Miss Piggy once said “Never eat more than you can lift. ”
Regrettably this is not a problem that many people on low incomes face today. In April, the UK’s leading foodbank charity, the Trussell Trust, said they had seen the biggest rise in numbers given emergency food since the charity began in 2000. Almost 350,000 people had received at least three days emergency food from their foodbanks during the last 12 months, nearly 100,000 more than anticipated and close to triple the number helped in 2011-12. The Trust put this down to the rising cost of living, static incomes, changes to benefits, underemployment and unemployment. Delay in payments of benefits was the single most significant factor. Then last week the Trust announced that since April the number of people receiving emergency food was triple the same period last year.
The increasing use of foodbanks has sparked political controversy. Lord Freud, Parliamentary Under-Secretary of State at the Department for Work and Pensions, said in July that there was no evidence that the increase in use of foodbanks was supply led or demand led. By supply-led he meant that demand at foodbanks could simply be high because the food was free and becoming more available. He did make clear that, although the Government considered there to be no evidence of a link between more use of foodbanks and changes in the benefit system, foodbanks were to be admired and that local food provision that reflected the needs of local areas was absolutely right.
Then in September, Michael Gove, the Secretary of State for Education, said in relation to foodbanks that there were families who faced considerable pressures and that these pressures were often the result of decisions that they had taken which meant they were not best able to manage their finances. So the Government needed to ensure that support was not just financial, and that the right decisions were made. The suggestion that families themselves were responsible sparked further uproar with a Labour MP describing the comments as ‘insulting and out of touch’.

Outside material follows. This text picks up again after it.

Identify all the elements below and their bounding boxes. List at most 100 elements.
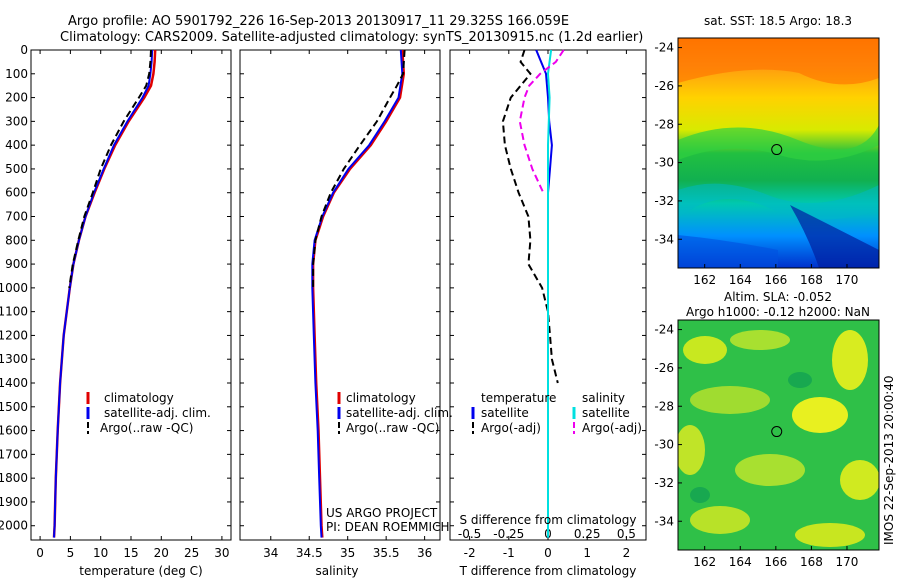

So who is right? Citizens Advice Waverley has collected some information on what has led some of their clients to need food on an emergency basis since the beginning of this year. In about half of around 70 cases examined, a delay in payment of benefits has been a factor leading the client to not have enough money to buy food. A refusal to pay, a reduction in benefits, or benefit sanctions were also factors in just under a third of cases. Employment Support Allowance or Job Seekers Allowance were the benefits in question in most benefit related cases. However, a significant number of our clients – about a fifth – have needed food for other reasons, and may be short of money because they are in debt or because they have spent their money on other things.
This is a small sample but it does suggest there is a relationship between the welfare system and people’s need for emergency access for food, and that benefit delays are an important factor. It is also true that some families will need help with managing their finances where their income is less than their expenditure or where they have incurred significant debts. So support should not just be financial.
If you need emergency food, you can search the Trussell Trust website to see if there is a food bank in your area at www.trusselltrust.org. You will usually have to have a food voucher to take with you to their food bank in order to get food. People like GPs and social workers, and charities such as your local Citizens Advice Bureau, may be able to issue you with a food voucher. The Trust foodbank can then give you up to three days’ emergency food. There are also other foodbanks in the Waverley area. Ask your Council or your Citizens Advice Bureau.